L'un des plus célèbres tireurs d'élite canadiens de la Première Guerre mondiale fut un Métis qui portait le nom de Henry Louis Norwest. Norwest naquit à Fort Saskatchewan, en Alberta. Il était d'ascendance française et crie. Le caporal suppléant servit pendant près de trois années au sein du 50e Bataillon d'infanterie canadien et établit un record : il tira 115 coups mortels.33 Norwest, qui avait été garçon de ferme et avait participé à des rodéos, se mérita également la Médaille militaire avec agrafe, ce qui en fit l'un des quelque 830 membres du CEC à avoir mérité ce double honneur.
La carrière militaire de Norwest ne connut pas un début si glorieux. Il s'enrôla en janvier 1915 sous le nom d'Henry Louie, et il fut libéré trois mois plus tard en raison de mauvaise conduite. Il attendit huit mois, puis s'enrôla sous un nouveau nom avec un dossier vierge.
Norwest s'avéra être une source d'inspiration pour son unité. Voici ce que l'un de ses camarades écrivit à son sujet :
Notre célèbre tireur d'élite connaissait mieux que la plupart d'entre nous le prix de la vie et celui de la mort. Henry Norwest accomplit sa terrible tâche superbement parce qu'il croyait que ses aptitudes spéciales ne lui donnaient d'autre choix que de remplir cette mission indispensable. Notre tireur d'élite du 50e se consacra passionnément à sa tâche et fit preuve d'un détachement complet lorsqu'il se trouvait au front. ... Et lorsque nous avions la rare occasion de le croiser, nous le trouvions d'un abord agréable et gentil. Il était l'un des nôtres et il nous servait toujours d'inspiration.
Le tir en poste isolé était un rôle d'infanterie très dangereux. La plupart des tireurs travaillaient en paire, un observateur, qui scrutait les environs et signalait tout mouvement de l'ennemi, et un tireur. On a dit que Norwest possédait toutes les qualités nécessaires pour le tir en poste isolé : excellent tireur, il pouvait rester immobile pendant de très longues périodes et possédait des techniques de camouflage extraordinaires. Il passa une grande partie de son service dans le No Man's Land, cet épouvantable espace séparant les forces opposées.

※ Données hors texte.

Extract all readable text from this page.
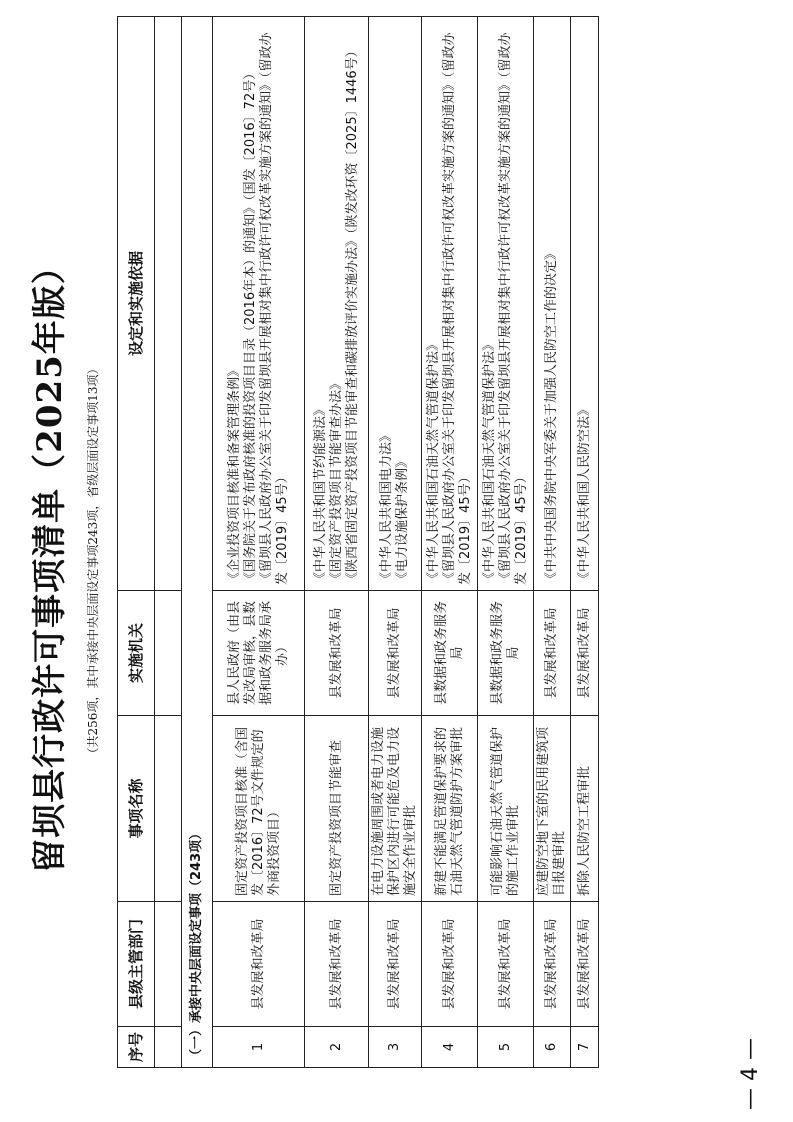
留坝县行政许可事项清单（2025年版） （共256项，其中承接中央层面设定事项243项，省级层面设定事项13项）
序号	县级主管部门	事项名称	实施机关	设定和实施依据

（一）承接中央层面设定事项（243项）				
1	县发展和改革局	固定资产投资项目核准（含国发〔2016〕72号文件规定的外商投资项目）	县人民政府（由县发改局审核，县数据和政务服务局承办）	《企业投资项目核准和备案管理条例》 《国务院关于发布政府核准的投资项目目录（2016年本）的通知》（国发〔2016〕72号） 《留坝县人民政府办公室关于印发留坝县开展相对集中行政许可权改革实施方案的通知》（留政办发〔2019〕45号）

2	县发展和改革局	固定资产投资项目节能审查	县发展和改革局	《中华人民共和国节约能源法》 《固定资产投资项目节能审查办法》 《陕西省固定资产投资项目节能审查和碳排放评价实施办法》（陕发改环资〔2025〕1446号）

3	县发展和改革局	在电力设施周围或者电力设施保护区内进行可能危及电力设施安全作业审批	县发展和改革局	《中华人民共和国电力法》 《电力设施保护条例》

4	县发展和改革局	新建不能满足管道保护要求的石油天然气管道防护方案审批	县数据和政务服务局	《中华人民共和国石油天然气管道保护法》 《留坝县人民政府办公室关于印发留坝县开展相对集中行政许可权改革实施方案的通知》（留政办发〔2019〕45号）

5	县发展和改革局	可能影响石油天然气管道保护的施工作业审批	县数据和政务服务局	《中华人民共和国石油天然气管道保护法》 《留坝县人民政府办公室关于印发留坝县开展相对集中行政许可权改革实施方案的通知》（留政办发〔2019〕45号）

6	县发展和改革局	应建防空地下室的民用建筑项目报建审批	县发展和改革局	《中共中央国务院中央军委关于加强人民防空工作的决定》

7	县发展和改革局	拆除人民防空工程审批	县发展和改革局	《中华人民共和国人民防空法》
— 4 —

En outre, Norwest et son observateur se glissaient souvent derrière les lignes ennemies.
Ce tireur exceptionnel du Bataillon gagna la MM en 1917 sur un promontoire de la crête de Vimy appelé « le Bourgeon ». Le Corps canadien, qui faisait partie de l'offensive massive des Alliés, devait s'emparer de la crête. Les Alliés avaient déjà tenté en vain de s'en emparer. L'attaque soigneusement planifiée des Canadiens, elle, réussit. La plus grande partie de la crête tomba aux mains des Canadiens dès la première journée, le 9 avril. Trois jours plus tard, les deux postes ennemis qui restaient, y compris « le Bourgeon », furent conquis.
Dans la citation accompagnant la décoration qui fut accordée à Norwest, on précisait qu'il avait fait preuve d'une « grande bravoure, d'habileté et d'initiative dans sa tâche de tireur d'élite après la prise du « Bourgeon ». Il réussit ainsi à sauver la vie de nombre de nos hommes. »
L'année suivante, une agrafe fut ajoutée à la MM de Norwest, mais dans la citation, on n'indique pas la raison. En août 1918, il fit de nouveau preuve d'un courage indéfectible. Au cours de la bataille d'Amiens, en France, les forces alliées firent une avance de 19 kilomètres en trois jours. Norwest détruisit de nombreux postes de mitrailleurs ennemis et établit le record de son bataillon comme tireur d'élite.
Une semaine plus tard, le 50e prenait ses positions en vue de sa prochaine tâche et ce fut la dernière mission du tireur d'élite. Le 18 août, soit trois mois avant la fin de la guerre, Norwest et deux autres soldats cherchaient un nid de dangereux tireurs d'élite ennemis. Le franc-tireur métis fut atteint par la balle d'un tireur isolé et fut tué instantanément. Pour les membres de son bataillon, un véritable héros venait de disparaître.